Repairing squirrel damage
Q: A squirrel or several squirrels ate a hole in my lead flashing, and now it leaks badly when it rains. Water from the roof runs down into the hole. The top of the flashing is cemented into the chimney between the bricks. The job appears to be well done and has lasted many years. The hole is about the size of a squirrel’s head. How can I repair it?
A: The squirrel is doing what it has to do to shorten and sharpen its teeth: gnawing. The lead is just right for him: soft but able to keep wearing down the teeth. Buy a heavy-duty piece of sheet aluminum or galvanized steel big enough to cover the hole and surrounding area. Lead flashing around chimneys is usually not glued to the roof, so lift it carefully, slather the roof and patch with roofing cement, and insert the patch under the flashing. If the flashing is glued to the roof, you can put the patch directly on top.

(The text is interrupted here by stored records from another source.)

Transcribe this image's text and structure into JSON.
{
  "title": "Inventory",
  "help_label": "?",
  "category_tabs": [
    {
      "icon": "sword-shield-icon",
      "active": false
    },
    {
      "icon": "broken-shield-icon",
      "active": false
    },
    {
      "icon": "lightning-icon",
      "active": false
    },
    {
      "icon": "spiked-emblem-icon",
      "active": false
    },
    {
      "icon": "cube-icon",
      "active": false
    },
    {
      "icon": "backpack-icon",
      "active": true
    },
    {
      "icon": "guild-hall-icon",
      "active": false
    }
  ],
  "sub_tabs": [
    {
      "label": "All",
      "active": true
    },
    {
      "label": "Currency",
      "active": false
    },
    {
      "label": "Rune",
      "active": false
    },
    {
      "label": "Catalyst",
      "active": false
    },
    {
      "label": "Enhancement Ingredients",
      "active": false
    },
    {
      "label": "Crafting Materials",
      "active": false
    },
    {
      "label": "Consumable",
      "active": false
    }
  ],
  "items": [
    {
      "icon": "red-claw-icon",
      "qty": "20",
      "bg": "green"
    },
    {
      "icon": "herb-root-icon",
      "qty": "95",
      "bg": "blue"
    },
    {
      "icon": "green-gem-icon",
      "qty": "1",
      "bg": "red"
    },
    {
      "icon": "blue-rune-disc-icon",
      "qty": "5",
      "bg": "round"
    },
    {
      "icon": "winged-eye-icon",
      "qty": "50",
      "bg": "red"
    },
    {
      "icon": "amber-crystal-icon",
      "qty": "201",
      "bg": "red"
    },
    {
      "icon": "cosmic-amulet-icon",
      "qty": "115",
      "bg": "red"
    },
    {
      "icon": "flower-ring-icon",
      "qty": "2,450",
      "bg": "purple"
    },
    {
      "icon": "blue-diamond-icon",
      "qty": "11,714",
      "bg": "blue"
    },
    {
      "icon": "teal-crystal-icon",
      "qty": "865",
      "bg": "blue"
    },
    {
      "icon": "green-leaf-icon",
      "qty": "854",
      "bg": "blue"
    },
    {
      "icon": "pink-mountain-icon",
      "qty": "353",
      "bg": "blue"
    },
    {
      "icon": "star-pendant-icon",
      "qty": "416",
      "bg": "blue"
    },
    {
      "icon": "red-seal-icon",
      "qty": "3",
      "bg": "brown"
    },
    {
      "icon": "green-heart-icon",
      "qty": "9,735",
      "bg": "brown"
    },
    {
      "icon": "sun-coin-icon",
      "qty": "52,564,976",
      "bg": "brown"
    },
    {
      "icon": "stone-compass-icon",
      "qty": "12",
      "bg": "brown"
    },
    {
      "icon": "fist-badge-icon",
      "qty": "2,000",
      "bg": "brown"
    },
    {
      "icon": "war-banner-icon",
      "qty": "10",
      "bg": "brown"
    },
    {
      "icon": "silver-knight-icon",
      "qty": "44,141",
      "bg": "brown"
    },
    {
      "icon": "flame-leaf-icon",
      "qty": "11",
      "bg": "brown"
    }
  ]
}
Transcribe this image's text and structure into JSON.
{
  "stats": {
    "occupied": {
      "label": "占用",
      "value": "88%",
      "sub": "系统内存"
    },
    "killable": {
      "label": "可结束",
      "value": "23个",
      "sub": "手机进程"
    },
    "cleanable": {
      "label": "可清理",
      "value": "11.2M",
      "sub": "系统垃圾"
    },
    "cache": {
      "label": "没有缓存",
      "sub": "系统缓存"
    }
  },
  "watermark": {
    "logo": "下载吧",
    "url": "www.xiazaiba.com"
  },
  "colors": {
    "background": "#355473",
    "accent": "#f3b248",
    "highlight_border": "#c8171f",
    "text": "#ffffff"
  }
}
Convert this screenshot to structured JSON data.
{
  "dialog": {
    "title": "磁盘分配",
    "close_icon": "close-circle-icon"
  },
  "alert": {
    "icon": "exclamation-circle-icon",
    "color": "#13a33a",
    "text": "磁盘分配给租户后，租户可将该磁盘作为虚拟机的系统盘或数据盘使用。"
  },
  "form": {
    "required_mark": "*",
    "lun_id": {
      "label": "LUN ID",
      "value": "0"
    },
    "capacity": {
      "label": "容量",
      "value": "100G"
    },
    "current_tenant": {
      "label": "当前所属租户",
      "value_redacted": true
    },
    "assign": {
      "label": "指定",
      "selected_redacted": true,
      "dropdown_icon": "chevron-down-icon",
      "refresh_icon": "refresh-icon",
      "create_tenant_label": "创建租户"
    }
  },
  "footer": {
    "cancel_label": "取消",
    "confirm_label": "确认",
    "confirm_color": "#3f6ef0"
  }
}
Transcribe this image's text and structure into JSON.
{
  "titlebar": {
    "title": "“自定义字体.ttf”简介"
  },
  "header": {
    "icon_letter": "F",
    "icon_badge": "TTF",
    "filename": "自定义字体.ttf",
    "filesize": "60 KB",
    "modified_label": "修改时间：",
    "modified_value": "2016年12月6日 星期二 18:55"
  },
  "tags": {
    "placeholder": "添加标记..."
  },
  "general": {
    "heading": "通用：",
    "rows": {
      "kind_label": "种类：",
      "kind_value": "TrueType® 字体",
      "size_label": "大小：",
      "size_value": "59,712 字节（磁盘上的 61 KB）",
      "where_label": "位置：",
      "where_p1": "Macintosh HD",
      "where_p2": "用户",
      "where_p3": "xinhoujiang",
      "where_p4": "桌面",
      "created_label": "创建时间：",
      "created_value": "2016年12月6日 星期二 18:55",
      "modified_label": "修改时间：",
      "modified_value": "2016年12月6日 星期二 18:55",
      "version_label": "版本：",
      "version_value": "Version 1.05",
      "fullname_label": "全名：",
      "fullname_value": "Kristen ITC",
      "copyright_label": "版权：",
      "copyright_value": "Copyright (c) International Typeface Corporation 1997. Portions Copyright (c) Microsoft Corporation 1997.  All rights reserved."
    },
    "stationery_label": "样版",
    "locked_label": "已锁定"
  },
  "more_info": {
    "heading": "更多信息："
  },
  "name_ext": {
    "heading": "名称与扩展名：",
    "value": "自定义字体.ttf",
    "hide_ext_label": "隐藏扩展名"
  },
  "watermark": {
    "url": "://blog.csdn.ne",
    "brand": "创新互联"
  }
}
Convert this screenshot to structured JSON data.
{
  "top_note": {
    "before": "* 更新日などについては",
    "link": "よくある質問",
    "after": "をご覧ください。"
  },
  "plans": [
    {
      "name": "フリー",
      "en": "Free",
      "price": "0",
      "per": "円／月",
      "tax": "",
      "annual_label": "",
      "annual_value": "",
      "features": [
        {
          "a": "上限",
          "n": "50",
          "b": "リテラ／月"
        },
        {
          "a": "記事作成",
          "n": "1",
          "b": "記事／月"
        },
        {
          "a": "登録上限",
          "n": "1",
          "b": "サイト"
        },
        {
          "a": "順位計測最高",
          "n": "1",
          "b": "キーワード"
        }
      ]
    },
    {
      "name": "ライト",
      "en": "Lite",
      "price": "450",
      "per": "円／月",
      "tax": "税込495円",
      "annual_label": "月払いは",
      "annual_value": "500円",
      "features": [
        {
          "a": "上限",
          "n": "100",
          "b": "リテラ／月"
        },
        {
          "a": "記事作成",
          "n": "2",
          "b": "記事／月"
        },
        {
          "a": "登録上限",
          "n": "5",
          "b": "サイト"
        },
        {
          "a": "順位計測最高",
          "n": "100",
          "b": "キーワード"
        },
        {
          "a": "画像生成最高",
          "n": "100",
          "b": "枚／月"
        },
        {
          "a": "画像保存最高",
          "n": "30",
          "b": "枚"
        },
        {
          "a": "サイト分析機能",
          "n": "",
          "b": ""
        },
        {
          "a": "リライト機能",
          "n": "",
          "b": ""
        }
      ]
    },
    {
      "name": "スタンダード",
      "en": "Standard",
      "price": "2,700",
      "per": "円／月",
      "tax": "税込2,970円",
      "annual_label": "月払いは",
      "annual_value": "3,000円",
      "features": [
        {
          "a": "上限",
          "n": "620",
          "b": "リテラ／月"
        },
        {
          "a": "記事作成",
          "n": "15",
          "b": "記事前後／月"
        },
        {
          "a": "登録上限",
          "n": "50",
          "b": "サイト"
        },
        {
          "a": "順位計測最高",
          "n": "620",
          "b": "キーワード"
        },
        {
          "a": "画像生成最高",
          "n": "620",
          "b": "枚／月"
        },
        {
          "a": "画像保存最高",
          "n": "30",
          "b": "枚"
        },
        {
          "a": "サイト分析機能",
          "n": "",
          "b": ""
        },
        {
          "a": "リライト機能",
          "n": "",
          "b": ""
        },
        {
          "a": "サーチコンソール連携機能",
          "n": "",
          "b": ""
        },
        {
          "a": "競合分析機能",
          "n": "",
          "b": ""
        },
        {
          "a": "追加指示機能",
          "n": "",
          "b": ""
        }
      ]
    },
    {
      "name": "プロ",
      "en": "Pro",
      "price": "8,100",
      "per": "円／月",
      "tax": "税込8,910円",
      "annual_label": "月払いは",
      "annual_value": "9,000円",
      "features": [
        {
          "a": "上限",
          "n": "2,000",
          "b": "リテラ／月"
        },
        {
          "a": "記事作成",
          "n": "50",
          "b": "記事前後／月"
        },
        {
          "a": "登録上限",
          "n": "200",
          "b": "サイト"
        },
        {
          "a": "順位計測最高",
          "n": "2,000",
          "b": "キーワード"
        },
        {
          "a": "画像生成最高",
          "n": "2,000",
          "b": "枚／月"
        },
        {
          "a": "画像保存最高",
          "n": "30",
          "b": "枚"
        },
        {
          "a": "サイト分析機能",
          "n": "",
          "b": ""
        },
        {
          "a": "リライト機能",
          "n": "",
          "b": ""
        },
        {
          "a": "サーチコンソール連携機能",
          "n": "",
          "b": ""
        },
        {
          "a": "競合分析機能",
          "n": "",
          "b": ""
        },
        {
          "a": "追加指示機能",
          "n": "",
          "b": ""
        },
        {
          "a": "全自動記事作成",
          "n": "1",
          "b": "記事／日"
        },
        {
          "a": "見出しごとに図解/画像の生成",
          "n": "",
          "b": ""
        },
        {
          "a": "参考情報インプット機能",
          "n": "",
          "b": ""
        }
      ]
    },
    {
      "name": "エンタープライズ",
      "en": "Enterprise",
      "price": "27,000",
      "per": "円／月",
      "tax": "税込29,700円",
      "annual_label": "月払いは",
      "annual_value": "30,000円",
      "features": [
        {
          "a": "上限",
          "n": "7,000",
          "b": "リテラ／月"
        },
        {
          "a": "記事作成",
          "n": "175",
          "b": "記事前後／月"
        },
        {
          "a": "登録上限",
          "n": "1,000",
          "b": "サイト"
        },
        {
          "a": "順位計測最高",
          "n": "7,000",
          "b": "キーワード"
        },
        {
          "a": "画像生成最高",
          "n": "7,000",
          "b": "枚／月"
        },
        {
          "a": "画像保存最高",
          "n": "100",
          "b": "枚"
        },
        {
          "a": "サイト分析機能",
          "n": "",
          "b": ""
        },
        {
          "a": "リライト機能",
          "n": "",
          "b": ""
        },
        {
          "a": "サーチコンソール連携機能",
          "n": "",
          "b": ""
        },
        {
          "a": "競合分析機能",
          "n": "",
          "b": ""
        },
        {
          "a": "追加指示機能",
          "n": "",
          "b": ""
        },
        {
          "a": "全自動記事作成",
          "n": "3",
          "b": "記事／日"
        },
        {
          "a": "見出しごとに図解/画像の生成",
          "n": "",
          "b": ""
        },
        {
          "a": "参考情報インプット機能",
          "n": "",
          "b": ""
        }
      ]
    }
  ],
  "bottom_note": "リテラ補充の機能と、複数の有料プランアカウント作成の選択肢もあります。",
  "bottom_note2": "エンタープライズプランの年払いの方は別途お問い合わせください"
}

Putting the patch under the flashing might work better, so keep an eye on the on-top patch and see how long it lasts. Finally, treat the patch with a critter repellent, sold in hardware stores.
Q: I renovated a split-level ranch last year. I am getting septic odors downstairs in my house quite frequently, especially after a family member has showered. Odors seem to be coming from the laundry room where the vent stack is in the house. I’m not sure what’s causing the problem. Any ideas on what I can do to fix it?
A: It sounds as if the vent stack is blocked or unconnected to the shower room and other places. The vent stack takes septic fumes up through the roof, where they are released. An unvented shower, toilet, or other appliance can be dangerous. Have a plumber check it out and clear the stack. Don’t wait; septic gases can be lethal.
Q: My wooden front door has developed a long crack wide enough to see light through it. Can it be sealed with plastic wood or wood filler, or should some other method be taken to save the door?
A: The crack must be in one of the panels, which are thinner than the frame pieces. This was caused by expansion and contraction of the wood. Try this: Buy adhesive caulk that will firm up as hard as plastic wood or wood filler. Fill the crack with this caulk, pressing it in with your fingers. Hold a board on the other side to keep the caulk from oozing through. Let it set. You can scrape it smooth. Do the other side if necessary, and finally paint the panel to match the door.